Les anciens salariés de l'association ont été repris dans la nouvelle structure, le Tracé, un établissement public administratif créé en 2021 qui gère aussi les deux autres musées de la commune. Trois salariés mis en cause dans le rapport ont été suspendus à titre conservatoire du Tracé et vont faire l'objet de "procédures disciplinaires préalables à licenciement", indique l'édile. Contactée par France 3 Alpes, l'ancienne administratrice de l'association, actuellement suspendue, n'a pas souhaité faire de commentaire dans l'immédiat.

"Les choses ne fonctionnaient peut-être pas tout à fait de manière conforme, je veux bien en convenir, mais elles existaient pour le bien commun. Des centaines d'enfants étaient accueillis et recevaient un apprentissage de la lecture de l'image, même de l'esprit critique. Ces choses-là m'importaient, poursuivre et maintenir ce projet pour qu'il continue à exister", estime Diego Zaccaria, regrettant "qu'on (le) salisse et qu'on salisse toute (sa) famille".

Des comptes peu surveillés ?

Les regards sont également tournés vers le commissaire aux comptes de l'association, chargé de certifier ses comptes annuels, qui n'a jamais alerté sur la situation financière. La chambre des comptes décrit un "contrôle lacunaire" de la situation financière et souligne "l'ampleur des irrégularités non décelées".
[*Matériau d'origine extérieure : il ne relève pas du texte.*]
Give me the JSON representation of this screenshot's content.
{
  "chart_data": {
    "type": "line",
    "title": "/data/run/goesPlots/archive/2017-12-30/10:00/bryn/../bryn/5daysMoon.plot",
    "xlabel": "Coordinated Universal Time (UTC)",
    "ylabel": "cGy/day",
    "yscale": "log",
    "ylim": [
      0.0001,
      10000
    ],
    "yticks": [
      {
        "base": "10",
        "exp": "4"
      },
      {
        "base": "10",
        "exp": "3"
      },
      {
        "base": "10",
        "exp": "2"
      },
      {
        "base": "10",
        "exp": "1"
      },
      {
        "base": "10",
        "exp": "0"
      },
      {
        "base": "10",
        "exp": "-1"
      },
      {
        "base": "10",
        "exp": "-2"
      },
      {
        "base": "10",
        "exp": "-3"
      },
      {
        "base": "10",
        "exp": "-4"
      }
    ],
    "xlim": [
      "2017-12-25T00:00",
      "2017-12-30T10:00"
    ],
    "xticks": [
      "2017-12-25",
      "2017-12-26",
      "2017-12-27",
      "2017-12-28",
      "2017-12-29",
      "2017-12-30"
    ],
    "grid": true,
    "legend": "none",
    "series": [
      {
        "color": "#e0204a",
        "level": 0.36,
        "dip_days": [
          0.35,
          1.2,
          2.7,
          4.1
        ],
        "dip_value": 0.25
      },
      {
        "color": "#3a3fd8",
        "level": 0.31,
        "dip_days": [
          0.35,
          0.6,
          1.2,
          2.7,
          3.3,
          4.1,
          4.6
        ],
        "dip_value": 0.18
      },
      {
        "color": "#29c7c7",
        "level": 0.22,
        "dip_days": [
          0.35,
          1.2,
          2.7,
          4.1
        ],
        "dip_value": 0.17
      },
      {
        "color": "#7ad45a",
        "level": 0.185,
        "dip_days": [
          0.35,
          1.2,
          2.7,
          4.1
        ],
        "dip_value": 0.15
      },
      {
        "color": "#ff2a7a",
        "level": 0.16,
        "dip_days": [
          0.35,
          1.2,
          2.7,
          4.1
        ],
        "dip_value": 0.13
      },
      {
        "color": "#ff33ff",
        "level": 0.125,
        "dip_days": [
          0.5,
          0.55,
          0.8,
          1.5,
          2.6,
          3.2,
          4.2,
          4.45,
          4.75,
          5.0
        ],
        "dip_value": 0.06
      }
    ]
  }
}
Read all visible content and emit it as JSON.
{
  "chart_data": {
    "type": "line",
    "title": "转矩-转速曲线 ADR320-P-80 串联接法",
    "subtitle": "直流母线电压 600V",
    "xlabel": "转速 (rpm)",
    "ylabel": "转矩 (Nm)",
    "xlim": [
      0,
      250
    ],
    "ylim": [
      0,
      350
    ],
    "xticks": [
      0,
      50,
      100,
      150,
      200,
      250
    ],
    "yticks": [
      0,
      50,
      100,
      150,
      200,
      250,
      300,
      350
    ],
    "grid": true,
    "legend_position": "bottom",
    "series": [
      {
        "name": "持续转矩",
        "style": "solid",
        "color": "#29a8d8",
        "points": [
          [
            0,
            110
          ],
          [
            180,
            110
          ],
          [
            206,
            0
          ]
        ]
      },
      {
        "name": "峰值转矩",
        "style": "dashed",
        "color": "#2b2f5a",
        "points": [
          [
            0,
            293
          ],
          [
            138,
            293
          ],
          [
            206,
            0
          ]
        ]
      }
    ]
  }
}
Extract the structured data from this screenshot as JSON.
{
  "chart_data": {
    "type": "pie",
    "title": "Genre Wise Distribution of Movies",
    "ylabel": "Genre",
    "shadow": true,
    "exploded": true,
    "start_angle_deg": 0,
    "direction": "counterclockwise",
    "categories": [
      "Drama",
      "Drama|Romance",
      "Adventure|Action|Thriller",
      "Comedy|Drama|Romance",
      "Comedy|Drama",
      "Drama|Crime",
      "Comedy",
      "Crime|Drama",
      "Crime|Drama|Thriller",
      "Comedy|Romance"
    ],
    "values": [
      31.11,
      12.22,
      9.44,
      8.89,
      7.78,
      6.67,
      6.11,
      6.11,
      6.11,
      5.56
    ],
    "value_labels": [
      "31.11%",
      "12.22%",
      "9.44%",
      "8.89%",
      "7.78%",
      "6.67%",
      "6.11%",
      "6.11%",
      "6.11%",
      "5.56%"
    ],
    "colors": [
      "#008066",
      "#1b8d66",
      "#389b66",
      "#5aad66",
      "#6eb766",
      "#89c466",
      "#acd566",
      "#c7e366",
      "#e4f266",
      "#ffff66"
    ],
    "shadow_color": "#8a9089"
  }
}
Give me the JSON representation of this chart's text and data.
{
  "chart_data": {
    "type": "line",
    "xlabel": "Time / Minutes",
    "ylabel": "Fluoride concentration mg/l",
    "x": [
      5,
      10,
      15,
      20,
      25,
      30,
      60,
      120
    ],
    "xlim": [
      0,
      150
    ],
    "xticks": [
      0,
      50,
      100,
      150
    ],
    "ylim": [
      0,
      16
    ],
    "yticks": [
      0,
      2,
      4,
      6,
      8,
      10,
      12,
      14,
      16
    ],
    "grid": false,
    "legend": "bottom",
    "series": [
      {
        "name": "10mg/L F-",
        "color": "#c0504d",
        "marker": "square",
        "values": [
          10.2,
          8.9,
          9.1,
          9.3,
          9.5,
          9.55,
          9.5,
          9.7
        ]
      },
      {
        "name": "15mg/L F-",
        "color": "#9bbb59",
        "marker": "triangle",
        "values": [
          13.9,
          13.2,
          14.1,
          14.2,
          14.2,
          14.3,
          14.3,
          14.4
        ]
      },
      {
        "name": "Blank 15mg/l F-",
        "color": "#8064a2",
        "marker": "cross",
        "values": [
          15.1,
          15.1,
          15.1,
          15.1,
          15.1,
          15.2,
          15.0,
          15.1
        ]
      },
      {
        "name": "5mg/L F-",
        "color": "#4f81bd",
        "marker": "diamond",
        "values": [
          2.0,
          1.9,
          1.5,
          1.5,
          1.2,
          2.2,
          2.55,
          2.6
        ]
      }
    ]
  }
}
Sur la période étudiée par la juridiction, les fonds propres du Centre du graphisme n'ont été dans le vert qu'en 2016, plongeant dans le rouge jusqu'à atteindre - 7 600 euros lors de sa dissolution en 2021. "Je ne comprends pas comment (le commissaire aux comptes) a pu certifier des comptes comme ça. Le rapport est affligeant. Il y a des pages entières de paiements non justifiés. Il n'a pas pu passer à côté", dénonce Amandine Demore. "On n'a jamais été alerté sur quoi que ce soit. Comment est-ce possible ?"

Reconnaissant certaines erreurs ou dysfonctionnements, Diego Zaccaria regrette la tournure des événements. "Je me demande s'il n'y a pas une tentative de détourner le regard de la part de la Ville en accusant les gens qui ont travaillé pendant 30 ans pour la Ville d'Echirolles, réalisant 190 expositions, une manifestation de notoriété nationale, et en faisant retomber la responsabilité sur ces personnes et en les traitant de tous les noms. Je suis extrêmement choqué par cette attitude", conclut l'ancien agent municipal. Une enquête a été ouverte par le parquet de Grenoble pour faire la lumière sur ces irrégularités présumées.